The transition process from rotation-dominated to buoyancy-dominated regime in rotating Rayleigh-Bénard convection is investigated via direct numerical simulation, with laterally periodic domains of both no-slip and free-slip top and bottom boundary conditions. The comprehensive transition pathways from rotationally dominated to the buoyancy-dominated flows are realized by increasing the thermal deriving force (Rayleigh number, Ra) over five orders of magnitude, i.e. 10⁶≤Ra≤10¹¹ for one decade of Ekman number 10^-6 ≤Ek≤10^-5 with the Prandtl number Pr=1. During the transition, the horizontal and vertical convective length scales display different scaling relations in rotation-dominated and buoyancy-dominated regimes. A local Rossby number defined by combining these two different length scales is demonstrated to well quantify the transition point between the two flow regimes. Moreover, this local Rossby number is shown to match well with the transition between the thermal and viscous Ekman boundary layer (BL) thicknesses.
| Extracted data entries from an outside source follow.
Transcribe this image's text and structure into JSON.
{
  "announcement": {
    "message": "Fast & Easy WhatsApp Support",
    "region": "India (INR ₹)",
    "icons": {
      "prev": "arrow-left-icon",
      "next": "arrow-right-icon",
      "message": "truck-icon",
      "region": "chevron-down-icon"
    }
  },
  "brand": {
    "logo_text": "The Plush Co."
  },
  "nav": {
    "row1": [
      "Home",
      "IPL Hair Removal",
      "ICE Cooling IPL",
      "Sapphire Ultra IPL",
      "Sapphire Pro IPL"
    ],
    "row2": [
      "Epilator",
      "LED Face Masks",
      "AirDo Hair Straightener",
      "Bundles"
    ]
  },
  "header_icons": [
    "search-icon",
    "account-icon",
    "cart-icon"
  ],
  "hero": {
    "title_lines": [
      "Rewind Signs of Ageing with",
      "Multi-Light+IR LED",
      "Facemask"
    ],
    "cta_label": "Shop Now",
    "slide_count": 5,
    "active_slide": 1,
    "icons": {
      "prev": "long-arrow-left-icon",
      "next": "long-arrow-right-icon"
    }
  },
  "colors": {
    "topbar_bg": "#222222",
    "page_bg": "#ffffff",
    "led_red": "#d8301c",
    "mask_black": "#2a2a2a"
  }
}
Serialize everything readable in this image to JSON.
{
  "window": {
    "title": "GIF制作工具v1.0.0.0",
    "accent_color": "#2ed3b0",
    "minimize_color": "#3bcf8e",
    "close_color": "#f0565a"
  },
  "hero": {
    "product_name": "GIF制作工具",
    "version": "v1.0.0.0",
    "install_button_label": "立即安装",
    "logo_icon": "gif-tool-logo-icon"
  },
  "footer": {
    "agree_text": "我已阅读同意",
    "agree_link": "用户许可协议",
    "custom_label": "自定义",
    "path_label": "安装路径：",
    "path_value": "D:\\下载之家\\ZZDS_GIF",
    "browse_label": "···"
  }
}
The heat and momentum transport scaling relations during the transition are examined and agree well with the recent unifying transition scaling theory proposed based on the balance of the thermal and viscous Ekman BL thicknesses (Ecke & Shishkina, Annu. Rev. Fluid Mech. 55 (2023)). Instead of using the BL thickness, we extend the transition scaling theory based on the convective length scale, which is applicable to both no-slip and free-slip boundary conditions.